Description of problem:
customer has bond interface from 2 network interfaces, bond if with one IP address (XXXX/24).
The kubernetes api https://172.30.0.1 doesn't work from within the pod (therefore router/registry can't be deployed) - the reason is timeout:
error: couldn't get deployment router: Get https://172.30.0.1:443/api/v1/namespaces/default/replicationcontrollers/router: dial tcp 172.30.0.1:443: i/o timeout
Also reproducible with master api directly (only 1 master in the cluster).
The error occurs on every deploy pod running on every node (tested on master, one nodes).
The api request works directly on the node (not using tun0 interface).
Endpoints are ok - k8s api and master api works from the node directly.
Ping between the tun0 interfaces doesn't work.
After checking the tcpdump, the connection is coming from tun0 - but nothing is on the bond interface (only arp requests).
Disconnected environment from the internet.
No firewall between the nodes.
Version-Release number of selected component (if applicable):
OpenShift Container Platform 3.9 (latest)
OVS multitenant/subnet (tested with both)
Steps to Reproduce:
I will attach the logs in private comment.
Possibly - could be wrong bond configuration.
Weibin: can you try to reproduce this please?
What are the endpoints for the kubernetes service:
oc get ep -n default kubernetes
And can they curl one of the endpoints directly?
$ oc get ep -n default kubernetes
NAME ENDPOINTS AGE
kubernetes 172.17.0.2:8053,172.17.0.2:8443,172.17.0.2:8053 2h
$ curl -k https://172.17.0.2:8443
(In reply to Ben Bennett from comment #4)
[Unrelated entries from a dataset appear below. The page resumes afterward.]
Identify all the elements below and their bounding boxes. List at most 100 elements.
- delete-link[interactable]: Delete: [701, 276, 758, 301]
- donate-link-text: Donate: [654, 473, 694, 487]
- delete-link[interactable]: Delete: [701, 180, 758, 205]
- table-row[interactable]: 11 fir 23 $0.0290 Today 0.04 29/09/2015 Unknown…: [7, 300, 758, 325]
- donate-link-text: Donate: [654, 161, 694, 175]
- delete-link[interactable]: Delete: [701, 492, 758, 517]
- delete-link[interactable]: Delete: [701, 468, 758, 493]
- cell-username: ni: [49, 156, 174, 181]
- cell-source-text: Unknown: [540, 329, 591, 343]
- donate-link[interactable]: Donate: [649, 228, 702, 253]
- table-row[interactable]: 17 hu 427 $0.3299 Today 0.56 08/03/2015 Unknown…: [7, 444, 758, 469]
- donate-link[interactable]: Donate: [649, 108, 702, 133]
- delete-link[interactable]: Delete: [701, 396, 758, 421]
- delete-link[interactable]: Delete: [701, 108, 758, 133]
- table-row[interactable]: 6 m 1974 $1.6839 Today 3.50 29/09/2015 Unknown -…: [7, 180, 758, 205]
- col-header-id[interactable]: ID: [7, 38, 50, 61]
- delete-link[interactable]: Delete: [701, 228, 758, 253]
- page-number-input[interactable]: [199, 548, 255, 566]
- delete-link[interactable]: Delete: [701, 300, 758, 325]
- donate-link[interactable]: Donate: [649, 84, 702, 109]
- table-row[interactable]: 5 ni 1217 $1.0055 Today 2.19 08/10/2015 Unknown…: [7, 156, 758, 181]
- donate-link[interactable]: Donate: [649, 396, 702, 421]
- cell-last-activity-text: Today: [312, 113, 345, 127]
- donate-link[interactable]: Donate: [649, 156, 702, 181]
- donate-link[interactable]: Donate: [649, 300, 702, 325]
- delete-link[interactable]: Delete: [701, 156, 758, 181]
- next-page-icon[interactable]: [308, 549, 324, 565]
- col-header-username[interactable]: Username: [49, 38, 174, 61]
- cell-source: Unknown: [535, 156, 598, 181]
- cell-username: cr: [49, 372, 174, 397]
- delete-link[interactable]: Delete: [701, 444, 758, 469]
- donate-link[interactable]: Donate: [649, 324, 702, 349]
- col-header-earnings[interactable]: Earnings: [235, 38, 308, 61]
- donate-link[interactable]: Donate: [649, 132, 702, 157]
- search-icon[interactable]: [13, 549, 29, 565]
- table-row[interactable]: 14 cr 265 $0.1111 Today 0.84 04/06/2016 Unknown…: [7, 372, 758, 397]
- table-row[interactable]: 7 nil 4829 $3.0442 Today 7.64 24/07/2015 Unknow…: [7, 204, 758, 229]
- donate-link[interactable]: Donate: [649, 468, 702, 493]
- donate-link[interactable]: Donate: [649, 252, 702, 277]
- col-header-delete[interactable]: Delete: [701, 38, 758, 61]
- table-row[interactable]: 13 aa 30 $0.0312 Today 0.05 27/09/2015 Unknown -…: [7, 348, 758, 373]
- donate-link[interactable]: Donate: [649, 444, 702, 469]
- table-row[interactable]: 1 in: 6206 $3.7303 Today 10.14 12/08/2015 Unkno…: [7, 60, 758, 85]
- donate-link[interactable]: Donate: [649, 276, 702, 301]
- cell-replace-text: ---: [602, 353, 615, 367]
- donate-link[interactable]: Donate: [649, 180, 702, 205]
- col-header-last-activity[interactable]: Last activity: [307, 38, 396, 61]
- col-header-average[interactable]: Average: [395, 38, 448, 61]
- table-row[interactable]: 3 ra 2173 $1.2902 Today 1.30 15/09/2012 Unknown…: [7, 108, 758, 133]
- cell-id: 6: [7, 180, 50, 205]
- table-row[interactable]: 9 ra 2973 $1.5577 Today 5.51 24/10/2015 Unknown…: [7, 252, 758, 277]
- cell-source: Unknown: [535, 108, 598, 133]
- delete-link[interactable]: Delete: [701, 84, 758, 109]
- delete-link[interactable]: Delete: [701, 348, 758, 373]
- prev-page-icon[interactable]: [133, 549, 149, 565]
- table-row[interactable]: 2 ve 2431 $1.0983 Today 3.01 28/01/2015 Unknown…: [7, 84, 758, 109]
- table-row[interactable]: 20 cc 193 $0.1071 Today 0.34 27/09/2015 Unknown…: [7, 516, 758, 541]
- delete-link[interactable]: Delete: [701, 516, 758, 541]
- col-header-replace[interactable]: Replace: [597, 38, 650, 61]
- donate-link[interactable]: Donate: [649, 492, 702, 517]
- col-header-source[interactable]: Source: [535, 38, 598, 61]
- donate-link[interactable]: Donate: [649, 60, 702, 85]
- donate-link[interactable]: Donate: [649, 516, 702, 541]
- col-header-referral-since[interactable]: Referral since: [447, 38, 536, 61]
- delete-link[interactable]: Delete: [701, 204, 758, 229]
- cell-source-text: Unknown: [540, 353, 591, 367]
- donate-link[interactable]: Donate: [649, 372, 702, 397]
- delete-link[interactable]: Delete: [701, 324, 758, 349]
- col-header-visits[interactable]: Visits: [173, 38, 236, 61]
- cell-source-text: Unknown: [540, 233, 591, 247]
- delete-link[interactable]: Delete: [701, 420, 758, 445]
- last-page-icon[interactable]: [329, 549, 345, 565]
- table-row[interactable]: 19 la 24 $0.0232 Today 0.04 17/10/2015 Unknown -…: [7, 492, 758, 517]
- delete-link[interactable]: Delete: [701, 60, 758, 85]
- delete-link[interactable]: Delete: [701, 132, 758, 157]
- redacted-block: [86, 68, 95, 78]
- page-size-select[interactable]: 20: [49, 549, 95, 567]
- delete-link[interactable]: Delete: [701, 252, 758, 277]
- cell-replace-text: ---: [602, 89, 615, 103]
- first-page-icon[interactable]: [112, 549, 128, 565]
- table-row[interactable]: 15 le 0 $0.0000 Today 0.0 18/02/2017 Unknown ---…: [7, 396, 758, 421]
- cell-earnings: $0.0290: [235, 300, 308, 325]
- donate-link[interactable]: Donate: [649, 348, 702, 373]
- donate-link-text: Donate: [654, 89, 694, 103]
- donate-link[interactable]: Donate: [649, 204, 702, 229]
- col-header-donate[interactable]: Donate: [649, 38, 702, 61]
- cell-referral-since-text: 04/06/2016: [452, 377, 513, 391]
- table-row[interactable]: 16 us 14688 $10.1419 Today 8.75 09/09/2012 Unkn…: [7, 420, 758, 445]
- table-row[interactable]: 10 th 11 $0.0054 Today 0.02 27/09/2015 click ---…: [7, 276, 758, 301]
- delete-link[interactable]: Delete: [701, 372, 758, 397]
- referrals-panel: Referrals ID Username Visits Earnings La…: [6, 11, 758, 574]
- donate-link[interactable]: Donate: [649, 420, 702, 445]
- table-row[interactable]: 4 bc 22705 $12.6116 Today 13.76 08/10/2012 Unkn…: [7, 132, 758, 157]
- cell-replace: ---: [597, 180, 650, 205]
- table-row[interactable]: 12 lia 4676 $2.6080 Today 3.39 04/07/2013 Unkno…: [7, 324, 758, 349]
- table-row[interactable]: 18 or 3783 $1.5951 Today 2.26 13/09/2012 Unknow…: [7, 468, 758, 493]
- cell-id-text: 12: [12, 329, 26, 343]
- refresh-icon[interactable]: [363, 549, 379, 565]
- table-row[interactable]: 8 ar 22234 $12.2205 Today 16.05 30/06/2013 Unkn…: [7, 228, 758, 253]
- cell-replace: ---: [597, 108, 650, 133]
> Weibin: can you try to reproduce this please?
Both Beijing and westford openshift networking QE do not have hardware and setup
to reproduce above issue.
The linked support case has been resolved by the customer.
Their hosts had been configured with routing entries in a separate routing table (1) in addition to the main table. The extra routes caused some traffic to be routed through the bond0 interface rather than tun0.
These routes were not shown by normal "ip route list" used f.ex by our sdn-debug script.
When this was discovered the extra routing configuration has been removed from their hosts and deployment using bond interface runs as expected.